Changes to the regulations around jet ski use are a timely reminder to holiday makers and recreational water users to act responsibly around wildlife, or risk potential legal action.
As more people are visiting the coast and enjoying taking to the water, the potential of harm to whales and dolphins is growing, especially at peak holiday times. The new jet ski legislation will grant more powers to prosecute people for the dangerous misuse of such watercraft, misuse that can have lethal impacts on marine wildlife.
Whale and Dolphin Conservation (WDC) has been working to raise awareness of and reduce this threat, providing advice to members of the public on what not to do when in the water near whales, dolphins and porpoises, and what signs to look out for if they are disturbed.

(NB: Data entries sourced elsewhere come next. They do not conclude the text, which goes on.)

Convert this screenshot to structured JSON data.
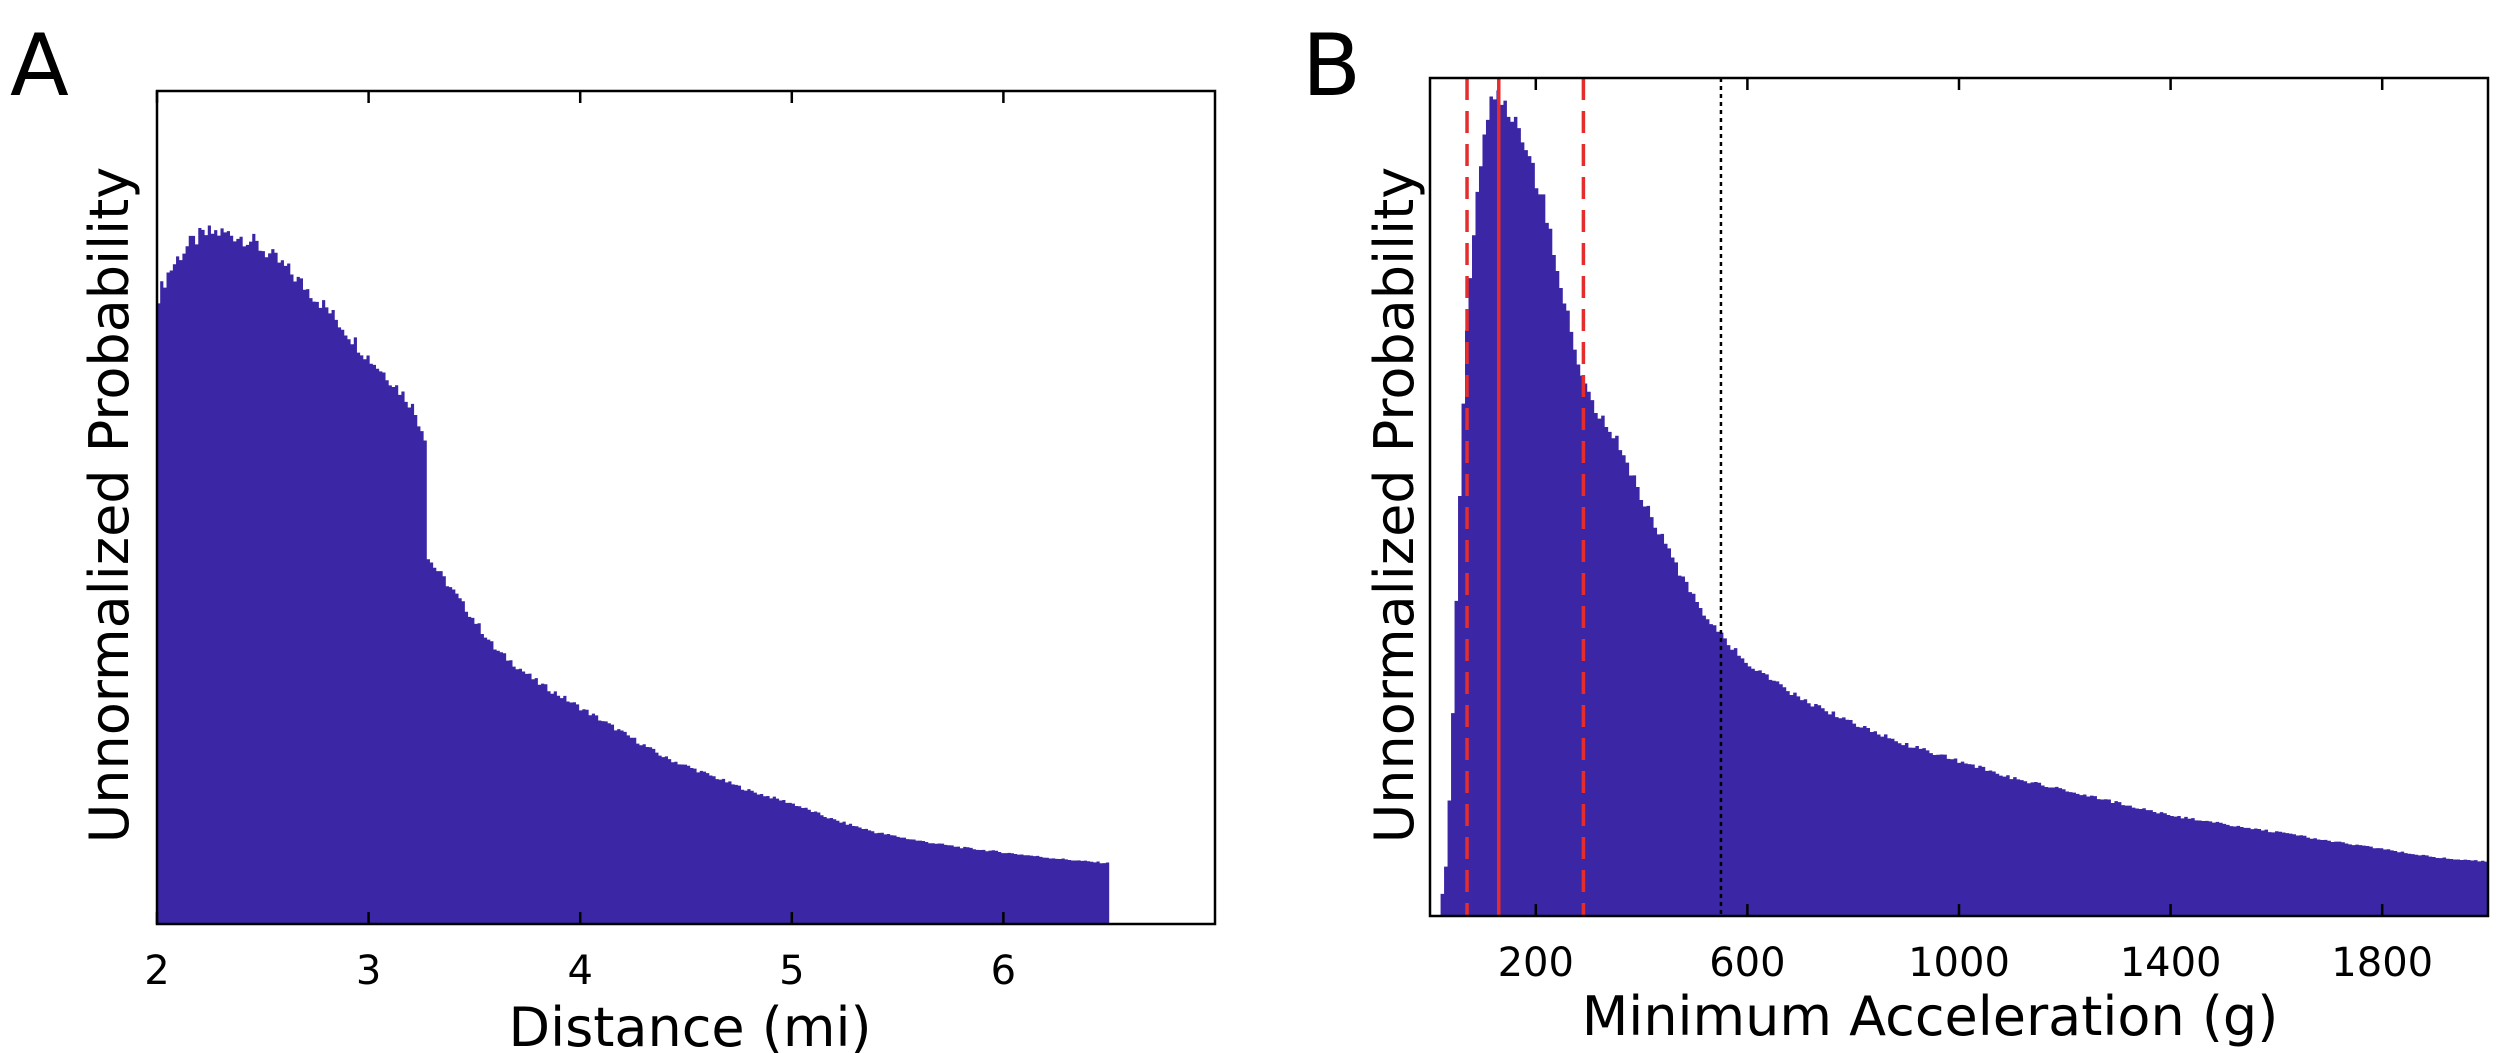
{
  "colors": {
    "fill": "#3b27a6",
    "median": "#e52d2d",
    "threshold": "#000000",
    "axes": "#000000"
  },
  "chart_data": [
    {
      "panel": "A",
      "type": "bar",
      "subtype": "histogram",
      "xlabel": "Distance (mi)",
      "ylabel": "Unnormalized Probability",
      "xlim": [
        2.0,
        7.0
      ],
      "ylim": [
        0,
        100
      ],
      "x_ticks": [
        2,
        3,
        4,
        5,
        6
      ],
      "data_end_x": 6.5,
      "series": [
        {
          "name": "distance",
          "x": [
            2.0,
            2.05,
            2.1,
            2.15,
            2.2,
            2.25,
            2.3,
            2.35,
            2.4,
            2.45,
            2.5,
            2.6,
            2.7,
            2.8,
            2.9,
            3.0,
            3.1,
            3.2,
            3.27,
            3.28,
            3.4,
            3.5,
            3.6,
            3.7,
            3.8,
            3.9,
            4.0,
            4.2,
            4.4,
            4.6,
            4.8,
            5.0,
            5.2,
            5.4,
            5.6,
            5.8,
            6.0,
            6.2,
            6.4,
            6.5
          ],
          "values": [
            75,
            78,
            80,
            81.5,
            82.5,
            83,
            83,
            82.8,
            82.5,
            82,
            81,
            79,
            76.5,
            74,
            71,
            68,
            65.5,
            62.5,
            58.5,
            44,
            40,
            36.5,
            33,
            31,
            29,
            27.5,
            26,
            23,
            20,
            18,
            16,
            14.5,
            12.5,
            11,
            10,
            9.2,
            8.6,
            8.0,
            7.5,
            7.3
          ]
        }
      ]
    },
    {
      "panel": "B",
      "type": "bar",
      "subtype": "histogram",
      "xlabel": "Minimum Acceleration (g)",
      "ylabel": "Unnormalized Probability",
      "xlim": [
        0,
        2000
      ],
      "ylim": [
        0,
        100
      ],
      "x_ticks": [
        200,
        600,
        1000,
        1400,
        1800
      ],
      "vertical_lines": [
        {
          "x": 130,
          "role": "median",
          "style": "solid",
          "color": "#e52d2d"
        },
        {
          "x": 70,
          "role": "lower-bound",
          "style": "dashed",
          "color": "#e52d2d"
        },
        {
          "x": 290,
          "role": "upper-bound",
          "style": "dashed",
          "color": "#e52d2d"
        },
        {
          "x": 550,
          "role": "threshold",
          "style": "dotted",
          "color": "#000000"
        }
      ],
      "series": [
        {
          "name": "min_acceleration",
          "x": [
            20,
            30,
            40,
            50,
            60,
            70,
            80,
            90,
            100,
            110,
            120,
            130,
            140,
            150,
            160,
            180,
            200,
            220,
            240,
            260,
            280,
            300,
            320,
            340,
            360,
            400,
            440,
            480,
            520,
            560,
            600,
            700,
            800,
            900,
            1000,
            1100,
            1200,
            1300,
            1400,
            1500,
            1600,
            1700,
            1800,
            1900,
            2000
          ],
          "values": [
            1,
            6,
            18,
            38,
            58,
            70,
            80,
            87,
            92,
            96,
            98,
            98,
            97,
            96,
            95,
            92,
            88,
            84,
            78,
            72,
            66,
            62,
            60,
            58,
            56,
            50,
            45,
            40,
            36,
            33,
            30,
            26,
            23,
            20.5,
            18.5,
            16.5,
            15,
            13.5,
            12,
            11,
            10,
            9,
            8,
            7,
            6.5
          ]
        }
      ]
    }
  ]
}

For many people, encountering whales and dolphins whilst on the water is an amazing experience, but incidents of disturbance are increasing and many water users on jet skis, paddleboards or in kayaks simply do not know what the rules are or how to report incidents they do witness.
Disturbances in Cornwall alone have tripled in recent years (since 2014). Reports of jet ski incidents have included the harassment of 20 dolphins and their calves near Newquay, disturbance of sea birds at a nature reserve near South Stack, Anglesey, and a reported case of dolphin being disturbed in Cardigan Bay Wales. Volunteers with WDC’s Shorewatch citizen science programme who have been recording the presence of whales and dolphins at sites around the shore for over a decade, now also collect data on disturbance to better understand where these incidents are happening in Scotland.
‘UK seas are a special place for dolphins and whales, being home to more than 20 species, more than anywhere else in northern Europe’, says Dr Carla Boreham, director of campaigns and policy. ‘A good encounter is one that is enjoyable for you and does not harm the whales or dolphins.’
‘Whilst the new law changes around jet ski use are welcomed, we are calling for disturbance of marine mammals to become a notifiable offence in England and Wales so that official Home Office records are kept of these offences, enabling better understanding over time of problem hotspots and where to direct police resources.’
Mark Harrison, Detective Sgt, National Wildlife Crime Unit (NWCU) says:‘As the holiday season gets underway, more people will be heading to our coastline to enjoy the beaches, the scenery and the wildlife.
‘It is great to see people getting outside and connecting with nature but it is important to remember that wildlife needs space. By intruding, getting too close and disturbing whales, dolphins and other marine wildlife, people could affect the health of these creatures, preventing them from eating, breeding and raising their young. I would rather prevent a crime than investigate one.’
Public information on this issue can be found on our website.
All suspected cases of disturbance should be reported to the police on: 101. Tell the operator that you are reporting a wildlife crime and ask for an incident number to ensure that reports can be tracked. Provide as much information as possible, including:
- the date, time and location of the disturbance
- the behaviour of any vessels and of the whales and dolphins before, during and after the event
- if possible, the species involved
- the duration of the interaction
- any identifying features of the people or vessel involved, such as the boat name and the clothes worn.